Written by Samuel Shinn and Tom Westbrook
SHANGHAI/SYDNEY (Reuters) – Since China opened up to foreign investment in 1978 under Deng Xiaoping, global companies have invested hundreds of billions of dollars to buy and build factories to gain access to markets and cheap labour, which props up the Chinese currency.
A gentle downward trend in foreign direct investment gave way to a sharp decline last quarter and flows to China fell to their lowest levels since records began 25 years ago, raising the possibility of a long-term trend reversal.
Corporate leaders and their advisors say a shift is underway and political concerns are behind long-term investment decisions, leaving the yuan to face pressure from one of its strongest backers for a long time.
“FDI has historically not been a huge swing factor in the value of the exchange rate, because you have $50-$100 billion in surpluses a year,” said Logan Wright, director of China Markets Research at analytics firm Rhodium Group.
“But when that swings into a deficit, which it is now…that’s a pretty big adjustment.”
FDI inflow slowed to less than $4.9 billion in the second quarter, while Chinese firms’ overseas investment sent net direct investment into a record deficit of $34.1 billion, figures released by the China State Administration of Foreign Exchange last week. show up.
Investors and analysts say the decline is caused by companies nervous about the direction of political and competitive friction between China and the West, which has already led to trade and investment restrictions and diplomatic coldness.
Sources told Reuters that the Biden administration will likely adopt new foreign investment restrictions on China in the coming weeks. Japan, the United States and Europe have already restricted the sale of high-tech chipmaking tools to Chinese companies while China has pushed back by choking off exports of raw materials.
Diplomatic tensions aside, business confidence has already been eroded by three years of Beijing’s strict “zero COVID” policy of quarantines and lockdowns that have disrupted manufacturing and supply chains.
China’s crackdown on some industries and raids on US consulting firms were also troubling, leading companies to fret about when and where the next blow might come.

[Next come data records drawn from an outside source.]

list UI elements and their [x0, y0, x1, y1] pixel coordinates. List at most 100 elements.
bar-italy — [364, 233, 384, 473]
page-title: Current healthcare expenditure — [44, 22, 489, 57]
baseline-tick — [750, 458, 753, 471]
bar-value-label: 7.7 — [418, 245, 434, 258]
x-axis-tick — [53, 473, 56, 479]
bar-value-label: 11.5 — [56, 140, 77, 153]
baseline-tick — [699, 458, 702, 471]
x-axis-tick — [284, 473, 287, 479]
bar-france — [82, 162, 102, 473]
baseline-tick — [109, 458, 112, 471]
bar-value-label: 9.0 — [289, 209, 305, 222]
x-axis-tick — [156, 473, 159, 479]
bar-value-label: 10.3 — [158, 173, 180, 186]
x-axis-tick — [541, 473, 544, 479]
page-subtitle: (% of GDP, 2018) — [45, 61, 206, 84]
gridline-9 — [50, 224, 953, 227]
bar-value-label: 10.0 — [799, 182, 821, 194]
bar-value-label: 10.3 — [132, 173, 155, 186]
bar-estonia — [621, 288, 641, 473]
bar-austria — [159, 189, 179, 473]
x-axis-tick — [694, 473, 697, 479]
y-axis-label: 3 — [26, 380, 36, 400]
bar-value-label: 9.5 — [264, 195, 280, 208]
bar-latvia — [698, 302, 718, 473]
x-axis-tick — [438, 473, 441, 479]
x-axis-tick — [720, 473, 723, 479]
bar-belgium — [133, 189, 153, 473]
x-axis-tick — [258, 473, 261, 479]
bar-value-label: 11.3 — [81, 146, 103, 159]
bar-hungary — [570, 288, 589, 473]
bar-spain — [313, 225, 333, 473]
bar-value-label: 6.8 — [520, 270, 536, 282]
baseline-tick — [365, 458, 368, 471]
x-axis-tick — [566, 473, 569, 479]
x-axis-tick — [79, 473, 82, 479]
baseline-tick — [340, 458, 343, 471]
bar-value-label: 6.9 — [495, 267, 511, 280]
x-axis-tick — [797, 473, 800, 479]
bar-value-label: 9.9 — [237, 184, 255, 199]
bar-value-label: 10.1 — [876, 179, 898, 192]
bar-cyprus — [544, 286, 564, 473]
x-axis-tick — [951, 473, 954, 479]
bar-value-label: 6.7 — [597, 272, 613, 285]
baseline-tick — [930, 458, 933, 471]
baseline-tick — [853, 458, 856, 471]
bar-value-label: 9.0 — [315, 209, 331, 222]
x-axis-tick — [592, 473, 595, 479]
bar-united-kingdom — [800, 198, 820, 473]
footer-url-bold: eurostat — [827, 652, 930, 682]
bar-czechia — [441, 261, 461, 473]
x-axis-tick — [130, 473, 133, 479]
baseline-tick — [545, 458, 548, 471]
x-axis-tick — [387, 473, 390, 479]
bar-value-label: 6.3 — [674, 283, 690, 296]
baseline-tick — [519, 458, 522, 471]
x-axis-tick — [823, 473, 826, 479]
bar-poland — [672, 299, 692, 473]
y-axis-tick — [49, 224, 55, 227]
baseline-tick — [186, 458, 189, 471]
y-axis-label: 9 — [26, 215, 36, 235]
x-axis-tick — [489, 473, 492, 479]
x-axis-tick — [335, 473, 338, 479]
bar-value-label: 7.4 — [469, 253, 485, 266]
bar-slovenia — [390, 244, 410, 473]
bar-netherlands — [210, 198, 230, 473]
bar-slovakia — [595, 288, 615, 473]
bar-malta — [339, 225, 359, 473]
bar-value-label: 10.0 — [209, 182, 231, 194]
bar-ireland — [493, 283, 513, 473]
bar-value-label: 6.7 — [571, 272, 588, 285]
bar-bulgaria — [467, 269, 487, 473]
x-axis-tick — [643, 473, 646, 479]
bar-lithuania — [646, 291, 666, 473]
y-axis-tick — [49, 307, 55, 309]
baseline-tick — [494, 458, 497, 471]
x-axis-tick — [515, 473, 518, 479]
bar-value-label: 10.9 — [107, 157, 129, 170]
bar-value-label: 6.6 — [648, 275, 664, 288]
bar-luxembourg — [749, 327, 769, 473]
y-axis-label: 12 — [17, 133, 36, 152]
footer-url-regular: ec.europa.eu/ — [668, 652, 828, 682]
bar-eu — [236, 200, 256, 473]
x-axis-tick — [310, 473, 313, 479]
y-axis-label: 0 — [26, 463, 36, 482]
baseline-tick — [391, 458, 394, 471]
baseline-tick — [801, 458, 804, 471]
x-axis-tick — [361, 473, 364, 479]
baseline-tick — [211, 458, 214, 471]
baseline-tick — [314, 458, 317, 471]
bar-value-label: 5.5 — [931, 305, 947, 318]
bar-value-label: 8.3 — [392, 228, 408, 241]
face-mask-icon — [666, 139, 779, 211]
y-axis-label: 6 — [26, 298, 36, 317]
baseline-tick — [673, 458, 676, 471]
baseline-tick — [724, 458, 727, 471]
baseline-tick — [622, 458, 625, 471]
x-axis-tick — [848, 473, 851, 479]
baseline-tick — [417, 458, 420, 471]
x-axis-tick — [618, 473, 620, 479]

“I don’t have a single client who wants to invest in China. And there isn’t a single client,” said John Ramig, partner at Buchalter Law Firm, who specializes in international business deals and manufacturing structuring.
“Everyone is looking to either sell their Chinese operations, or if they’re looking to source products in China, they’re looking for an alternative place to do that,” he said. “This is very different from what it was five years ago.”
Oxford Economics analysts say seed flows into new production capacities, perhaps best capture forward-looking sentiment and have been declining for years to just $18 billion in 2022 from about $100 billion a year in 2010-11.
Big decisions
The decline in foreign direct investment in China is remarkable because it has long been taken for granted as a fact of global trade and its collapse heralds deeper transformations.
In contrast to the more volatile portfolio flows of investors, corporate spending, while cyclical, tends to be more steady and stable as companies create and expand production — which means that the economic consequences are likely to fade.
The pressure on the exchange rate is already beginning to be felt.
Dollar purchases via Chinese banks for outbound direct investment have consistently outpaced yuan purchases for inbound foreign investment this year, resulting in six consecutive months of outflows, according to the latest SAFE data.
The trend was also captured by Commerce Department data, which showed that paid-up foreign direct investment fell 5.6% during the first five months of the year, the largest decline in three years.
The yuan has fallen about 4% against the dollar this year, even as the greenback has fallen elsewhere, finding support only as the central bank has directed its trading range away from lows and state banks have been buying in the spot market.
To be sure, investment flows often fluctuate and many companies do not leave China entirely or at all.
Daniel Sieff, whose shoemaker Foot Cardigan has been hit by tariffs and the logistical hurdles of COVID, considered shifting production from Haining in the Yangtze River Delta to Peru, but was unable to match the quality and price of his factory in China.
“At the moment, I don’t think China has lost that advantage to us,” he said. Such inflows are only one part of the yuan’s trend and could remain strong, said Qi Lu, chief investment strategist at BNP Paribas Asset Management in Hong Kong.
However, the data shows that enough companies are making decisions to quit or avoid expanding production capacity in China that it will set the tone for capital inflows for years to come.
“The political climate is motivating Western companies to move away from China … because the benefits of being in China do not outweigh the risks,” said Lee Smith, global trade attorney at Baker Donelson.
“Many of our customers are concerned about their exposure to China as the only supplying country.”